2010年10月25日の補遺

10月19日、ロンドンのRoyal Geographical Societyにおいて、自殺幇助合法化に関する討論会が開かれ、反対側が、Oxfordの前ビショップのRichard Harris、Alex Carlile 卿と、Patric Paddy Stone 卿、賛成側がロンドン大学経済学部の法学教授Emily Jacksonとお馴染みDebbie Purdyさん、それから哲学者のMary Warnock。 
http://www.indcatholicnews.com/news.php?viewStory=16968

WarnockはGuardianでも、この前「弱者へのプレッシャーがかかる」と反対のスタンスで報告書を書いた政策研究所のCristina Odoneと、激しいディベイトを繰り広げている。
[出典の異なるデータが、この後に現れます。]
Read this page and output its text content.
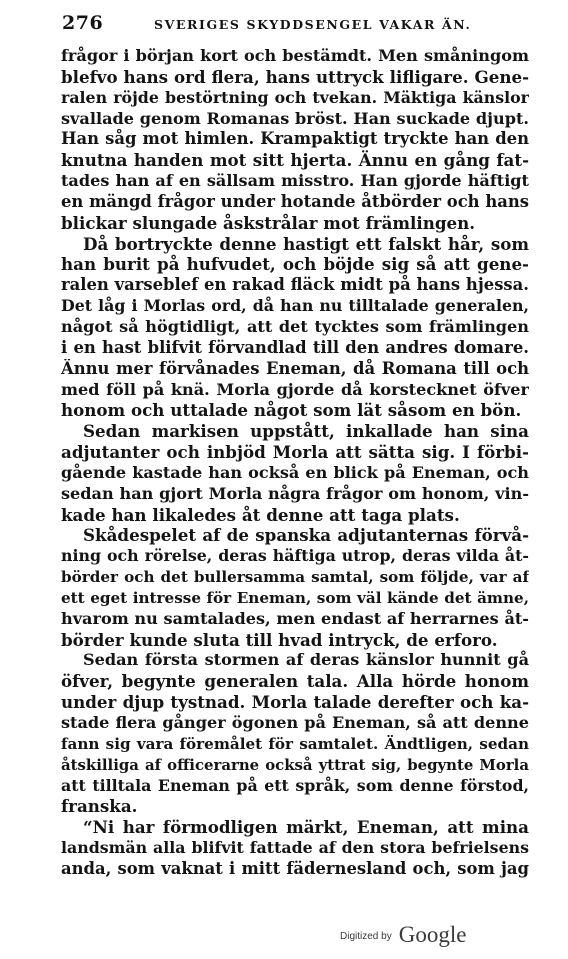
276	SVERIGES SKYDDSENGEL VAKAR ÄN.
frågor i början kort och bestämdt. Men småningom
blefvo hans ord flera, hans uttryck lifligare. Gene-
ralen röjde bestörtning och tvekan. Mäktiga känslor
svallade genom Romanas bröst. Han suckade djupt.
Han såg mot himlen. Krampaktigt tryckte han den
knutna handen mot sitt hjerta. Ännu en gång fat-
tades han af en sällsam misstro. Han gjorde häftigt
en mängd frågor under hotande åtbörder och hans
blickar slungade åskstrålar mot främlingen.
Då bortryckte denne hastigt ett falskt hår, som
han burit på hufvudet, och böjde sig så att gene-
ralen varseblef en rakad fläck midt på hans hjessa.
Det låg i Morlas ord, då han nu tilltalade generalen,
något så högtidligt, att det tycktes som främlingen
i en hast blifvit förvandlad till den andres domare.
Ännu mer förvånades Eneman, då Romana till och
med föll på knä. Morla gjorde då korstecknet öfver
honom och uttalade något som lät såsom en bön.
Sedan markisen uppstått, inkallade han sina
adjutanter och inbjöd Morla att sätta sig. I förbi-
gående kastade han också en blick på Eneman, och
sedan han gjort Morla några frågor om honom, vin-
kade han likaledes åt denne att taga plats.
Skådespelet af de spanska adjutanternas förvå-
ning och rörelse, deras häftiga utrop, deras vilda åt-
börder och det bullersamma samtal, som följde, var af
ett eget intresse för Eneman, som väl kände det ämne,
hvarom nu samtalades, men endast af herrarnes åt-
börder kunde sluta till hvad intryck, de erforo.
Sedan första stormen af deras känslor hunnit gå
öfver, begynte generalen tala. Alla hörde honom
under djup tystnad. Morla talade derefter och ka-
stade flera gånger ögonen på Eneman, så att denne
fann sig vara föremålet för samtalet. Ändtligen, sedan
åtskilliga af officerarne också yttrat sig, begynte Morla
att tilltala Eneman på ett språk, som denne förstod,
franska.
“Ni har förmodligen märkt, Eneman, att mina
landsmän alla blifvit fattade af den stora befrielsens
anda, som vaknat i mitt fädernesland och, som jag
Digitized by Google
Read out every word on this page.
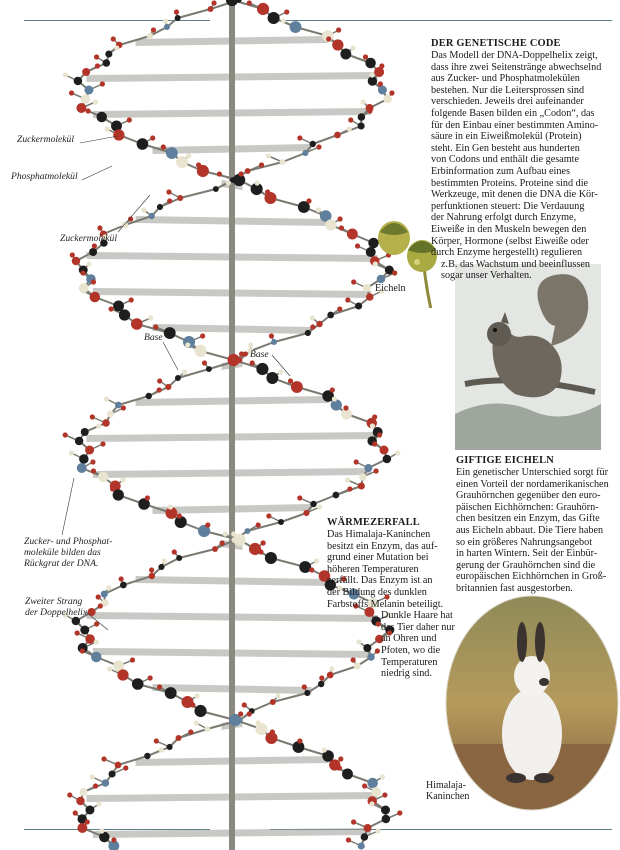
Zuckermolekül
Phosphatmolekül
Zuckermolekül
Base
Base
Zucker- und Phosphat-
moleküle bilden das
Rückgrat der DNA.
Zweiter Strang
der Doppelhelix
Eicheln
DER GENETISCHE CODE
Das Modell der DNA-Doppelhelix zeigt,
dass ihre zwei Seitenstränge abwechselnd
aus Zucker- und Phosphatmolekülen
bestehen. Nur die Leitersprossen sind
verschieden. Jeweils drei aufeinander
folgende Basen bilden ein „Codon“, das
für den Einbau einer bestimmten Amino-
säure in ein Eiweißmolekül (Protein)
steht. Ein Gen besteht aus hunderten
von Codons und enthält die gesamte
Erbinformation zum Aufbau eines
bestimmten Proteins. Proteine sind die
Werkzeuge, mit denen die DNA die Kör-
perfunktionen steuert: Die Verdauung
der Nahrung erfolgt durch Enzyme,
Eiweiße in den Muskeln bewegen den
Körper, Hormone (selbst Eiweiße oder
durch Enzyme hergestellt) regulieren
z.B. das Wachstum und beeinflussen
sogar unser Verhalten.
GIFTIGE EICHELN
Ein genetischer Unterschied sorgt für
einen Vorteil der nordamerikanischen
Grauhörnchen gegenüber den euro-
päischen Eichhörnchen: Grauhörn-
chen besitzen ein Enzym, das Gifte
aus Eicheln abbaut. Die Tiere haben
so ein größeres Nahrungsangebot
in harten Wintern. Seit der Einbür-
gerung der Grauhörnchen sind die
europäischen Eichhörnchen in Groß-
britannien fast ausgestorben.
WÄRMEZERFALL
Das Himalaja-Kaninchen
besitzt ein Enzym, das auf-
grund einer Mutation bei
höheren Temperaturen
zerfällt. Das Enzym ist an
der Bildung des dunklen
Farbstoffs Melanin beteiligt.
Dunkle Haare hat
das Tier daher nur
an Ohren und
Pfoten, wo die
Temperaturen
niedrig sind.
Himalaja-
Kaninchen
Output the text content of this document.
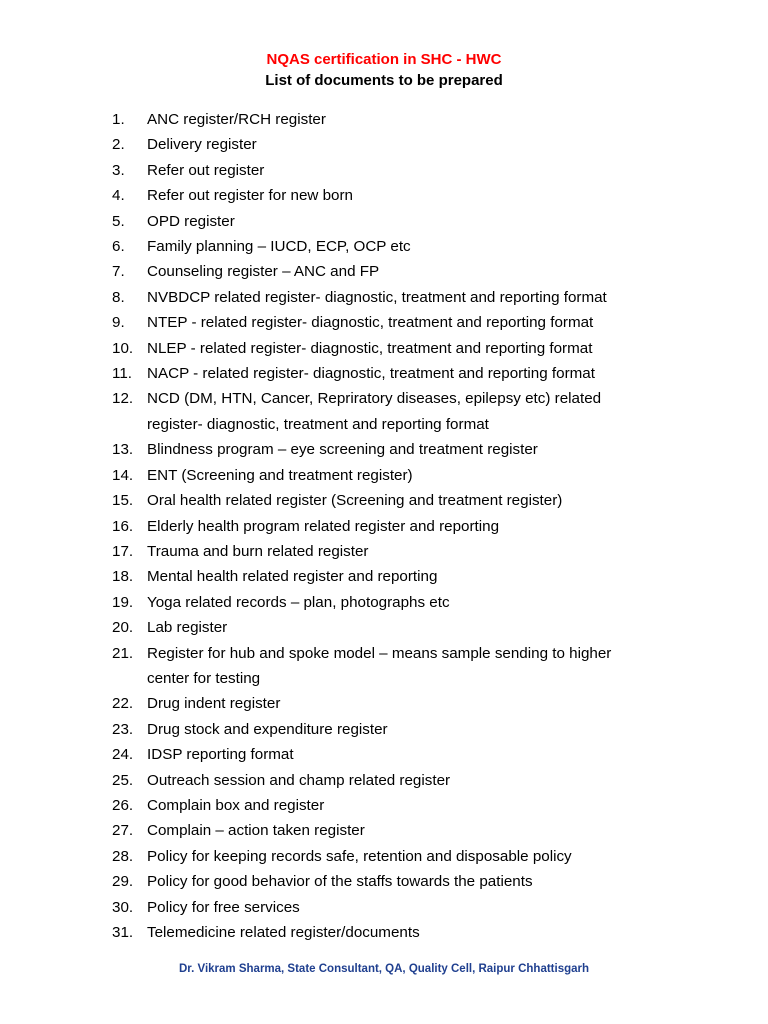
NQAS certification in SHC - HWC
List of documents to be prepared
1. ANC register/RCH register
2. Delivery register
3. Refer out register
4. Refer out register for new born
5. OPD register
6. Family planning – IUCD, ECP, OCP etc
7. Counseling register – ANC and FP
8. NVBDCP related register- diagnostic, treatment and reporting format
9. NTEP - related register- diagnostic, treatment and reporting format
10. NLEP - related register- diagnostic, treatment and reporting format
11. NACP - related register- diagnostic, treatment and reporting format
12. NCD (DM, HTN, Cancer, Repriratory diseases, epilepsy etc) related
register- diagnostic, treatment and reporting format
13. Blindness program – eye screening and treatment register
14. ENT (Screening and treatment register)
15. Oral health related register (Screening and treatment register)
16. Elderly health program related register and reporting
17. Trauma and burn related register
18. Mental health related register and reporting
19. Yoga related records – plan, photographs etc
20. Lab register
21. Register for hub and spoke model – means sample sending to higher
center for testing
22. Drug indent register
23. Drug stock and expenditure register
24. IDSP reporting format
25. Outreach session and champ related register
26. Complain box and register
27. Complain – action taken register
28. Policy for keeping records safe, retention and disposable policy
29. Policy for good behavior of the staffs towards the patients
30. Policy for free services
31. Telemedicine related register/documents
Dr. Vikram Sharma, State Consultant, QA, Quality Cell, Raipur Chhattisgarh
なにしろ、「認知症患者には死ぬ義務がある」と平気で言う人だから。
http://www.guardian.co.uk/society/2010/oct/23/assisted-dying-mary-warnock-cristina-odone

4月にスイスへ行って自殺した英国の64歳の男性(すい臓がんと糖尿病があった)の件で、警察が自殺幇助容疑の捜査を開始。:Dignitasについて「自殺幇助センター」とこの記事は書いている。Dignitasはよく「クリニック」と書かれているけど、運営しているMinelliは弁護士。提携医は6人いるらしいけれど、常駐の医師はおらず、クリニックではない。Dignitasの公式サイトにもクリニックだとは書かれていない。ただ、そういうところで、どうして毒物を保管したり扱えるのか、私はずっと不思議なんだけど。
http://www.bbc.co.uk/news/uk-england-somerset-11604892

障害のある子どもは、ない子どもに比べて虐待のターゲットとなる可能性が7割も高い。親や養育者への啓発を、と豪の障害者アドボケイト。
http://news.smh.com.au/breaking-news-national/disabled-children-targets-for-abuse-mp-20101025-16zvc.html

Bad CrippleことWilliam Peaceのブログによると、NYで71歳の母親が31歳の脳性マヒの娘を連れて無理心中。自分が末期がんと診断されたことが理由らしい。FENの自殺指南書が見つかったとのこと。FENの直接の関与については不明。「自殺のための情報よりも、必要なのは支援。障害のある人には必要な介護を得る権利がある、という認識」とPeace。
http://badcripple.blogspot.com/

米国医師会新聞の記事で、06年に一時的であれメディケアでナーシング・ホーム等の介護サービスを利用した人は全体の3%の220万人なのだけど、費用でいうと全体の5%になるのだそうな。:でも、先端医療を受けた人の人数と金額のパーセンテージって、一体どういうことになっているのだろう? 3%の人で5%の金額よりも、はるかに圧倒的に少ない人数で金額が圧倒的に多いんじゃないのかな。あ、それとも、そういう医療は自腹の人だけで、メディケアでは最初から受けられないのか。
http://www.ama-assn.org/amednews/2010/10/25/gvbf1025.htm

小山エミさんのブログ、「消極的義務」の倫理――哲学者フィリパ・フットとその影響。:すごく勉強になった。功利主義のいかがわしさって、白人知的エリート男性の傲慢とどこかでつながっているような気が前からしていた。それはTH二ストにも通じる気がするんだけど、ちゃんと説明できない。